Jefferies, historically a high-yield house, has been slowly expanding its fixed income offering since establishing itself in 1990. Over the early 2000s, that started to broaden out into corporate bonds and some rates, and municipals and mortgages. Over the past 18 months, though, the firm has stepped up the pace, adding more than 100 employees to its 300-strong fixed-income business through acquisitions, team recruitment and one-off hires.
In June, Jefferies became a primary dealer yet another step in the firms strategy to increase its product offering in fixed income. Tim Cronin, head of the group at Jefferies, says that the decision to become a primary dealer was made in 2008. "It was clear by looking at the dislocations in credit and mortgages last year that volatility in Treasuries was going to start to increase dramatically. Add to that the fact that the number of primary dealers was decreasing as firms went bankrupt or were swallowed up, and it was clear that there would not be enough primary dealers to underwrite debt, especially with all the programmes that the Fed and Treasury were undertaking."
"We have most of the asset classes covered right now, so the real opportunity for growth we think will be Europe"
In mortgage- and asset-backed securities, Jefferies began the expansion in April last year when it took on a team of mortgage specialists from RBS Greenwich Capital. That team has since expanded into London and Germany, and Cronin says there are opportunities to further increase the teams global presence. In May, further hires were added in Chicago.
To increase municipals coverage, Jefferies acquired Depfa First Albany Securities from Depfa Bank in March this year, adding more than 70 employees in sales and trading, investment banking and advisory.
Finally, Jefferies has added to its coverage of emerging markets debt by hiring in New York and London, and expects to add Asia and emerging Europe to its Latin American coverage.
The expansion has been paying off. First-quarter 2009 revenues for fixed income and commodities were five times those of the first quarter last year, at more than $203 million. The increases have more than compensated for the losses experienced in Jefferies high-yield and managed funds businesses. Total net revenues for the first quarter were about $347 million.
Cronin says trading is still the core competency within fixed income, although there is the ability to originate in both municipals and MBS. "We have embarked upon having a capital markets calling effort whereby we have a banker on the trading desks who talks to the issuing clients about buybacks, restructuring as well as new-issue underwriting. But it is a new area for us.

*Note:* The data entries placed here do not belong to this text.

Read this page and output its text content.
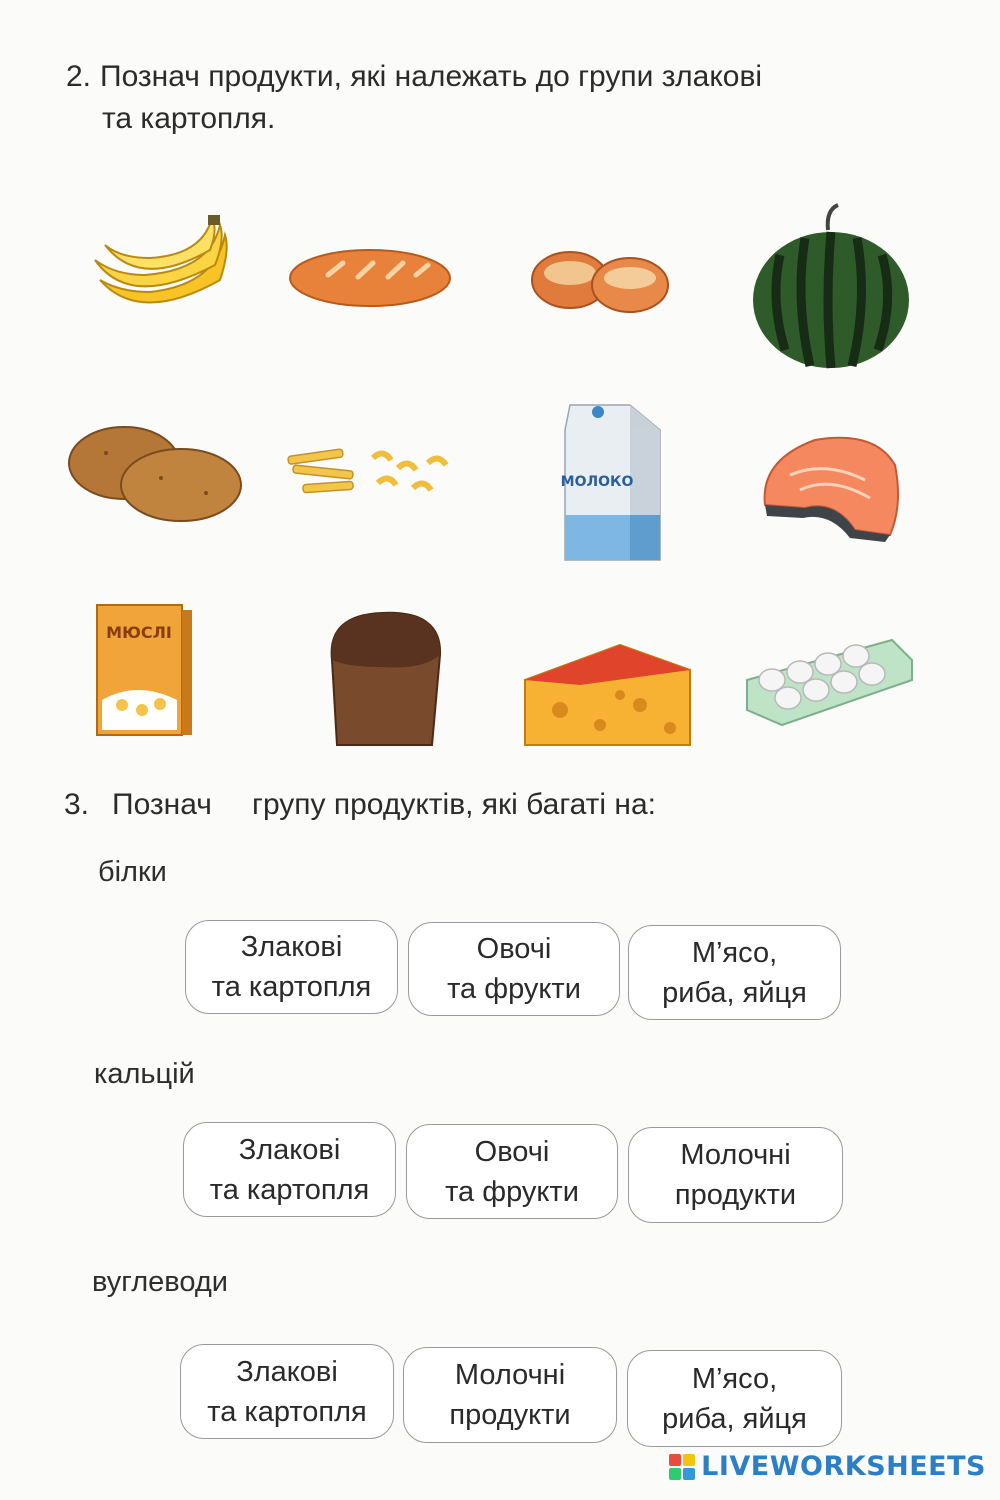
2. Познач продукти, які належать до групи злакові
та картопля.
МОЛОКО
МЮСЛІ
3. Познач групу продуктів, які багаті на:
білки
Злакові
та картопля
Овочі
та фрукти
М’ясо,
риба, яйця
кальцій
Злакові
та картопля
Овочі
та фрукти
Молочні
продукти
вуглеводи
Злакові
та картопля
Молочні
продукти
М’ясо,
риба, яйця
LIVEWORKSHEETS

"We typically dont lend money to these large issuers so it is not a natural entry. However, we do trade more of their secondary bonds than most of the big firms. We know where the debt is trading, the levels, etc, but it would take time before we can truly offer origination in any significance."
The next point of expansion, says Cronin, will be geographic. "We have most of the asset classes covered right now, so the real opportunity for growth we think will be Europe."
As competitors struggled last year and early this year to retain staff, Cronin says that in the US the talent pool was vast. "We had a stable platform, with no balance-sheet issues and a growing fixed-income effort, so it was easy to attract talent. As things have normalized, I see the big banks are trying to retain their talent and are paying for them."
Europe is now going through similar issues, believes Cronin, opening up the region to outsiders. "There are talented people in Europe and clients there that mirror what we have been through here in the US. There is definitely an opportunity for us to grow there."